Ayer por la noche, mientras estaba en la cama, intentaba recordar los momentos más bonitos que viví con mis abuelos. Probablemente hubo muchos más de los que recordé, pero vinieron a mi mente algunas imágenes que por algún motivo allí estaban.
Recordé la sonrisa de mi abuela cuando me miraba. Creo que nunca nadie me ha mirado de esa manera.
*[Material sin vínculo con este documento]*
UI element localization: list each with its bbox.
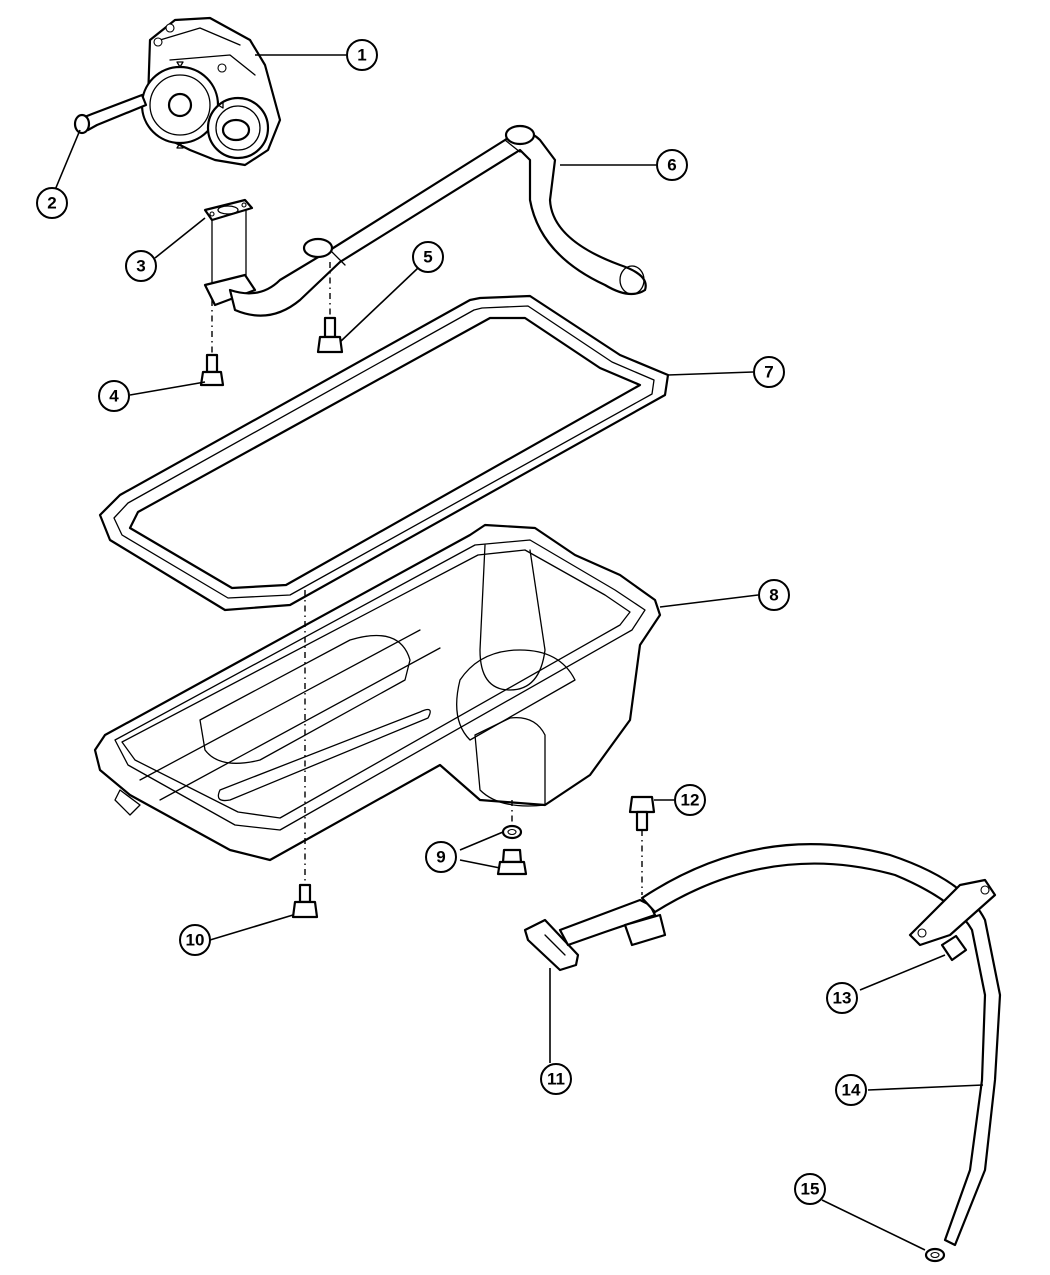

Sólo con su mirada sentía que me absorbía entera y me abrazaba con sus ojos. Era una sensación de pureza incuestionable. De incondicionalidad absoluta. De un estado de encantamiento indescriptible. Ahora, como única observadora de mi pasado en blanco y negro, soy totalmente consciente de que mi abuela nunca dedicó una sola sonrisa de aquella naturaleza a ningún otro ser en mi presencia. Tal vez ése sea el motivo por el que todavía la siento cerca, rondando en mi espacio, hasta el punto de que a veces me sorprendo a mí misma pensando en ella como si siguiera en casa.
Recordé los paseos con mi abuelo. Cuando venía a buscarme al colegio, me cogía la mochila y me agarraba fuerte de la mano. Estaba tan orgulloso de mí… Nunca olvidaré las palabras que me decía mientras caminábamos para casa. Decía que yo era su favorita, su niña bonita, y que no se lo dijera a nadie… ¡menos aún a mi hermana y a mis primos! Decía que yo era especial.
Me encantaba que me contara sus historias. Tenía mucha imaginación, aunque en algún momento de su vida, su experiencia había superado con creces su imaginación. El agujero que tenía al ras de la frente era la evidencia de sus innumerables aventuras. Siempre contaba que casi lo mataron durante la guerra civil española. Aquella bala rozó su cabeza. Un milímetro más abajo y mi abuelo hubiera muerto en el acto; mi madre no hubiera nacido y yo tampoco. En conclusión, ¡parece que yo estaba destinada a nacer de mi madre! ¡Y contra todo pronóstico!
Ayer por la noche añoré la compañía de mis abuelos, pero sobre todo añoré la sensación de sentirme tan especial e importante para alguien.